- Les banques participatives trouvent des difficultés pour se refinancer en l'absence des Sukuks. - Le CSO valide un procédé intermédiaire conforme, mais qui fait courir des risques de perception du marché.
Le risque de liquidité est le principal défi que doit relever au quotidien la finance islamique à travers le monde. Un phénomène paradoxal lorsque l'on voit comment l'économie mondiale baigne dans le cash des Banques centrales, ramenant le coût de l'argent à des niveaux bas jamais atteints. La plupart des banques islamiques opèrent dans un environnement où les marchés interbancaires et monétaires islamiques sont peu développés, voire inexistants comme c'est le cas au Maroc. La majorité des mécanismes de financement des Banques centrales ne s'accommode pas avec la «Shariaa». Au Maroc, une autre contrainte pèse sur les liquidités des établissements participatifs : l'absence du Tawarruq, jugé non conforme par le Conseil supérieur des ouléma (CSO), et qui permet à certaines économies du Moyen-Orient de bien huiler le circuit interbancaire islamique. En l'absence de cette «Murabaha inversée», le seul produit de refinancement à la disposition des banques participatives est l'émission de Sukuks. Dans ce sens une première émission souveraine est nécessaire afin de donner une référence aux acteurs.
Retard gouvernemental
Les premiers signaux d'alerte ont été donnés début 2018 lors de l'IFN Forum Morocco, un évènement dédié au secteur. Plusieurs patrons de banques participatives de premier plan y ont décrit l'urgence de la situation. Mohamed Maârouf, Directeur général de BTI Bank, estimait à l'époque que ces banques peuvent financer le double de leurs dépôts. Mais, pour cela, les instruments de refinancement sont nécessaires. Même son de cloche de la part de Youssef Baghdadi, DG de Bank Assafa, qui avait soulevé un risque de dépôts qui peut peser sur la compétitivité des banques participatives. Pour lui, ces établissements peuvent perdre en compétitivité si la collecte gratuite ne se développe pas rapidement, surtout que les banques conventionnelles ont appris à maîtriser le coût de leurs ressources. 6 mois plus tard, force est de constater que les produits d'épargne, supposés canaliser l'épargne longue, ne se sont toujours pas développés. Difficile en effet pour le secteur de développer des produits d'épargne viables en l'absence de placements conformes de type actions Charia Compliant, Sukuks ou autres. L'autre alternative et complément aux dépôts, est la mise en place d'un circuit bancaire participatif. Là aussi, le retard gouvernemental dans l'émission de Sukuks est pointé du doigt. De quoi donner raison aux spécialistes du secteur qui ne jurent que par un écosystème participatif complet (Assurance, banque, marché des capitaux...), sans lequel cette industrie ne pourra jamais se mettre debout.

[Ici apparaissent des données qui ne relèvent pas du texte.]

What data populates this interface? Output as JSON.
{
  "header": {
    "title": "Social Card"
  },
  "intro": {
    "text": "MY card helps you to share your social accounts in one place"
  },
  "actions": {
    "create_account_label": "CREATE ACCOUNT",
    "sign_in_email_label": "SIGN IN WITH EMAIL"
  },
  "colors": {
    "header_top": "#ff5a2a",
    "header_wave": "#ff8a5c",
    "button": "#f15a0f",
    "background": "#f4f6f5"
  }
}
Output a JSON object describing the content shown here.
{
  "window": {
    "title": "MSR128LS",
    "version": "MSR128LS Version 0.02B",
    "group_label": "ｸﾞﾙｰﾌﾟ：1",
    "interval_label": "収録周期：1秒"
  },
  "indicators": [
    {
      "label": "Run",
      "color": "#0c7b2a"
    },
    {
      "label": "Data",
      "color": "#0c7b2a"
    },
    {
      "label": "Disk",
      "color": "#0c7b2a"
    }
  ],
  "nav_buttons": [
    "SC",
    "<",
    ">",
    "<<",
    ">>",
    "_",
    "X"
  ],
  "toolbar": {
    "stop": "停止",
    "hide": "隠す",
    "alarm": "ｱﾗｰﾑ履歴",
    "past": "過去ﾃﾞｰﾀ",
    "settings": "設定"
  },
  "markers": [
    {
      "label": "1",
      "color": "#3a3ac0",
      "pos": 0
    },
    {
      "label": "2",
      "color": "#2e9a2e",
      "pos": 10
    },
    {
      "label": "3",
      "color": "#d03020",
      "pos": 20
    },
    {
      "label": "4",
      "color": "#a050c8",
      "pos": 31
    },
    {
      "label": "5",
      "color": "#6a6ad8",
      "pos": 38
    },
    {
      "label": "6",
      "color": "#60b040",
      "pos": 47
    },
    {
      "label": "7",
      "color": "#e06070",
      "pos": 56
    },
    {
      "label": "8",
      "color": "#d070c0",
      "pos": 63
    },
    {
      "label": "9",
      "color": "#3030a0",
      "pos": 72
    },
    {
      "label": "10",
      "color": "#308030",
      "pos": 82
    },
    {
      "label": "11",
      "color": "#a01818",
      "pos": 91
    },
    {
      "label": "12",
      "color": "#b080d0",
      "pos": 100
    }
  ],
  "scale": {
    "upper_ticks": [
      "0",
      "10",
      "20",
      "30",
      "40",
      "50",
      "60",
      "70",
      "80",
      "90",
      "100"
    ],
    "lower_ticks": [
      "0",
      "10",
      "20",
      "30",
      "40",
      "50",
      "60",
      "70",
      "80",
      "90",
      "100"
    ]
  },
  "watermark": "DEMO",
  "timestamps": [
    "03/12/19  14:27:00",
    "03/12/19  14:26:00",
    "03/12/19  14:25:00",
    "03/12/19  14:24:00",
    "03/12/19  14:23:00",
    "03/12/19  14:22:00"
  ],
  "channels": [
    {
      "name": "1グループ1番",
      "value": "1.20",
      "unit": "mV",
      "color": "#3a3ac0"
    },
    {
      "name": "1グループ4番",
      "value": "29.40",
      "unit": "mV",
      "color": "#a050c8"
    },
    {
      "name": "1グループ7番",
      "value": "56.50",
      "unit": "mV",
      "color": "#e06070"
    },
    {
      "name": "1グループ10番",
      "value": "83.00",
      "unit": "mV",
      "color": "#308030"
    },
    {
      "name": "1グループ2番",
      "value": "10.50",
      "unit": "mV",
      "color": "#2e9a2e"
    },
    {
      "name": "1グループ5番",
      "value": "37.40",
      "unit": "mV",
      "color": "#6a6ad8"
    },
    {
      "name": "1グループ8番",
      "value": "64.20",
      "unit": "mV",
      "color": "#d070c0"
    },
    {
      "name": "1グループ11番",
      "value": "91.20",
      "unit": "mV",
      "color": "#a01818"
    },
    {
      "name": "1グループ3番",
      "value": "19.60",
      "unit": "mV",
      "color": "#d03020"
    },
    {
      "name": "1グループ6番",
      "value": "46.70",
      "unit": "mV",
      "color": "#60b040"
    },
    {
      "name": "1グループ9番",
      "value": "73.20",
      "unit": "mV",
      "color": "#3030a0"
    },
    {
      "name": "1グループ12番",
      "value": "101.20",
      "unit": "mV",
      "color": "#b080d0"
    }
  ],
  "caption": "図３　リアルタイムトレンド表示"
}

A lire Le Maroc va émettre son Sukuk souverain "dans quelques semaines", les premiers intermédiaires financiers connus
Une solution intermédiaire
Pour contourner ce blocage, certaines banques ont travaillé depuis début 2017 sur un modèle permettant de ramener de nouvelles ressources à cet écosystème. Le modèle arrêté est finalement celui de la Wakala Bil Istithmar, qui permet d'injecter du cash dans les banques, en provenance de bailleurs de fonds, sans attendre l'arrivée des Sukuks. Selon nos informations, ce sont les équipes de Bank Assafa qui ont pris les devants en s'activant auprès de Bank Al-Maghrib et du CSO pour trouver une solution. La Wakala Bil Istithmar a été retenue suite à des consultations techniques poussées et a été partagée avec toutes les banques participatives à travers le Groupement professional des banques du Maroc (GPBM). Concrètement, il s'agit d'une formule d'investissement où une banque conventionnelle ou participative (qui dispose de surplus de cash) peut placer des fonds dans les projets d'une autre banque participative, en contrepartie d'un rendement sur ce placement. La banque participative joue un rôle de capital-investisseur et le bailleur de fonds celui d'investisseur en capital. Le rendement n'est pas garanti et la banque qui refinance prend un risque, conformément aux principes de la finance islamique. Selon les professionnels, ce modèle est généralement utilisé le temps qu'un circuit monétaire dédié soit mis sur les rails. Pour les observateurs, si ce modèle est conforme d'un point de vue religieux et largement répandu dans d'autres économies, des solutions durables sont toujours attendues pour ne pas faire subir aux banques participatives un risque de réputation. D'où l'enjeu de mettre en place tout l'écosystème nécessaire. ■
La finance «islamique» et le casse-tête des liquidités optimales Al Wakala Bil Istithmar est un contrat de mandat au terme duquel une partie (Wakil) est chargée de réaliser des investissements pour le compte d'une autre partie en contrepartie d'une rémunération. Dans le cas d'espèce, les banques participatives signent des contrats d'investissement avec leurs maisons-mères, ou d'autres bailleurs de fonds pour effectuer des placements dans des projets de la banque participative. Ce recours, très présent à l'international, devrait cependant se faire sur la base d'un encadrement strict, notamment via des contrats conformes à la sharia et autorisés par la commission de la finance participative. Les principaux points d'attention pour les contrats de refinancement rémunérés sont évidemment: la rémunération selon le partage des pertes et profits, l'absence de garantie des capitaux et des revenus, et l'emploi en financements conformes à la Sharia. Des mises à disposition gratuites peuvent aussi être utilisées. Ces contrats de refinancement non rémunérés connaissent moins de contraintes shariatiques. Leur mise en place doit, cela dit, être appréhendée suivant la réglementation fiscale en vigueur, et en respect des exigences d'approbation des conventions réglementées au sens de la loi sur les sociétés.